Sandler R S
Department of Medicine, University of North Carolina at Chapel Hill, USA.
Gastroenterol Clin North Am. 1996 Dec;25(4):717-35. doi: 10.1016/s0889-8553(05)70271-5.
The striking geographic differences in colorectal cancer incidence and the changes in disease risk among immigrants suggest an important environmental component to colorectal cancer risk. Table 1 lists risk factors for colorectal cancer. The categories in the table are somewhat arbitrary but are designed to provide an overall semiquantitative summary of the current epidemiologic literature. Certain of the most important risk factors (e.g., age, family history) cannot be modified. Individuals at high risk might benefit from surveillance. Dietary factors appear to be among the most important determinants of colorectal cancer risk. Diet helps to explain geographic variation in disease. A diet that is high in red meat and saturated fat appears to increase risk. Vegetables, fruits, fiber, folate, and calcium may be protective. Obesity, particularly abdominal obesity, and tall stature may be risk factors. Physical activity has been repeatedly shown to reduce the risk of colorectal cancer. Postmenopausal hormone replacement therapy may also be protective. Exciting new data suggest a significantly lower risk of colorectal cancer in regular users of aspirin and NSAIDs. It is important to recognize that the use of these drugs can have adverse as well as beneficial effects, and the appropriate dose and timing are not known. Enough information is available to make recommendations to lower the risk of colorectal cancer. Reducing red meat and fat consumption; increasing fruits, vegetables, and grains; avoiding obesity; and adopting a regular program of physical activity reduce the risk of colorectal cancer. Fortunately, these modifications also decrease the risk of cardiovascular disease, an even more important cause of mortality in Western societies.

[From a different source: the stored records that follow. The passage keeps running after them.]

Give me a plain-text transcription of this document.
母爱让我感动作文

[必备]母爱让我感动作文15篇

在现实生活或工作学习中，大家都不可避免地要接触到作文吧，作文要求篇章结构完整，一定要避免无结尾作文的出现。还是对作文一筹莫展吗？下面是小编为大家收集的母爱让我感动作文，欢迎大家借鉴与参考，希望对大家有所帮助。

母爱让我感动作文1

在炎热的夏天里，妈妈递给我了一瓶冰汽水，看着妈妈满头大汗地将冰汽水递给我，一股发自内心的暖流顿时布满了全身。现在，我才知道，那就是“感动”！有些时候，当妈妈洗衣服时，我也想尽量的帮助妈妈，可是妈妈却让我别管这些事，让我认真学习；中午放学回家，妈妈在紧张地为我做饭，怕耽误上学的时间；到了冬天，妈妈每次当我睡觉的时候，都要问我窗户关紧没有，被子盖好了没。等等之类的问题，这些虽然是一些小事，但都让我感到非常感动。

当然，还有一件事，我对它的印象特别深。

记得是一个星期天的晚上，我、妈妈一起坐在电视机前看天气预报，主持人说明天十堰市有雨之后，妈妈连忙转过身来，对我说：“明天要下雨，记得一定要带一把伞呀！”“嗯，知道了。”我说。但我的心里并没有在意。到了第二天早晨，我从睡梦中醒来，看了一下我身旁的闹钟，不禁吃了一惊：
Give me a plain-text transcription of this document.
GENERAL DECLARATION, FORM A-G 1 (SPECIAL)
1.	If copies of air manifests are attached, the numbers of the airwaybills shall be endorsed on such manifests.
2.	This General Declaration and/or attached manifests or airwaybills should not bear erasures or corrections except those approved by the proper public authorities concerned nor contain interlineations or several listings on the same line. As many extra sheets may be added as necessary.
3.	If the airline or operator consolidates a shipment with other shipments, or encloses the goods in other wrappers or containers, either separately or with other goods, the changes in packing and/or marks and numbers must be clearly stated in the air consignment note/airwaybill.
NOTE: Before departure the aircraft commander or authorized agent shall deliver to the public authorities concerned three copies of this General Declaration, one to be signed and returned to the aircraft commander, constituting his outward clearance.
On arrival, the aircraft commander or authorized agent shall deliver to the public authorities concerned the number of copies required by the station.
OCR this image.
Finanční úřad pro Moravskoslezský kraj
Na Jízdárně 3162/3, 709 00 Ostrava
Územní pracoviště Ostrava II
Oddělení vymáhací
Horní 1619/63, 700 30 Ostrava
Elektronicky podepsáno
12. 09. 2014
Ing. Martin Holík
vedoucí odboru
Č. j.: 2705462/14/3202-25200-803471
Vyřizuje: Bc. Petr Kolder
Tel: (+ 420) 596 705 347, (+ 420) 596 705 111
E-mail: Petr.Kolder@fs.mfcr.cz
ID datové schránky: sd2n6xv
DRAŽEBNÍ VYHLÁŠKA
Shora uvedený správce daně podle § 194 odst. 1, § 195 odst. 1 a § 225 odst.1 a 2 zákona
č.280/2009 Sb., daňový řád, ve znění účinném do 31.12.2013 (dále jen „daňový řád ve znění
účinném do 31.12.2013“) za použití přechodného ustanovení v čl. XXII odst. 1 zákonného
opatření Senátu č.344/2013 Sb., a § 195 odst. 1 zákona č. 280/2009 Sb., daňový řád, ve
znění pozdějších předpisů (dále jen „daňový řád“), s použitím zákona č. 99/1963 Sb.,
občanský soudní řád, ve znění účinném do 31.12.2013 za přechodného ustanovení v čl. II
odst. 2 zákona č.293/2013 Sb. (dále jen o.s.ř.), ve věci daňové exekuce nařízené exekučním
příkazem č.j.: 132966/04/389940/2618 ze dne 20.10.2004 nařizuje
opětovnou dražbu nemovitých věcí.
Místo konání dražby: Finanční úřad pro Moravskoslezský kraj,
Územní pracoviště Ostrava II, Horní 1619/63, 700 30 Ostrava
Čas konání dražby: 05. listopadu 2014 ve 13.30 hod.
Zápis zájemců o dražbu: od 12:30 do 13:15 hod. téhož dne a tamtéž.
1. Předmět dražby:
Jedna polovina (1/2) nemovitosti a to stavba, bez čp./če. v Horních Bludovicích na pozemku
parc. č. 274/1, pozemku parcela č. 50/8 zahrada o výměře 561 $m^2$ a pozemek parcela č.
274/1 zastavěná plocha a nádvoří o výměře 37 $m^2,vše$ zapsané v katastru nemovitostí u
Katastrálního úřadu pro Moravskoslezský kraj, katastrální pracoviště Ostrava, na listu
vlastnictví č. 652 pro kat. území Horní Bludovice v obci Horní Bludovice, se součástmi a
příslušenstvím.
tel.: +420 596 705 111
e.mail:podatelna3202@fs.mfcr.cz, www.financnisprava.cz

结直肠癌发病率存在显著的地域差异,且移民人群的疾病风险也有变化,这表明环境因素在结直肠癌风险中起着重要作用。表1列出了结直肠癌的风险因素。表中的类别有些随意,但旨在对当前流行病学文献进行总体的半定量总结。某些最重要的风险因素(如年龄、家族史)无法改变。高危个体可能会从监测中受益。饮食因素似乎是结直肠癌风险的最重要决定因素之一。饮食有助于解释该病的地域差异。红肉和饱和脂肪含量高的饮食似乎会增加风险。蔬菜、水果、纤维、叶酸和钙可能具有保护作用。肥胖,尤其是腹部肥胖,以及身材高大可能是风险因素。体育活动已反复证明可降低结直肠癌风险。绝经后激素替代疗法也可能具有保护作用。令人兴奋的新数据表明,经常使用阿司匹林和非甾体抗炎药的人群患结直肠癌的风险显著降低。必须认识到,使用这些药物可能既有不良影响也有有益效果,而且合适的剂量和用药时间尚不清楚。现有足够的信息可用于提出降低结直肠癌风险的建议。减少红肉和脂肪的摄入量;增加水果、蔬菜和谷物的摄入;避免肥胖;并开展规律的体育活动,可降低患结直肠癌的风险。幸运的是,这些改变也能降低心血管疾病的风险,而心血管疾病在西方社会是更重要的死亡原因。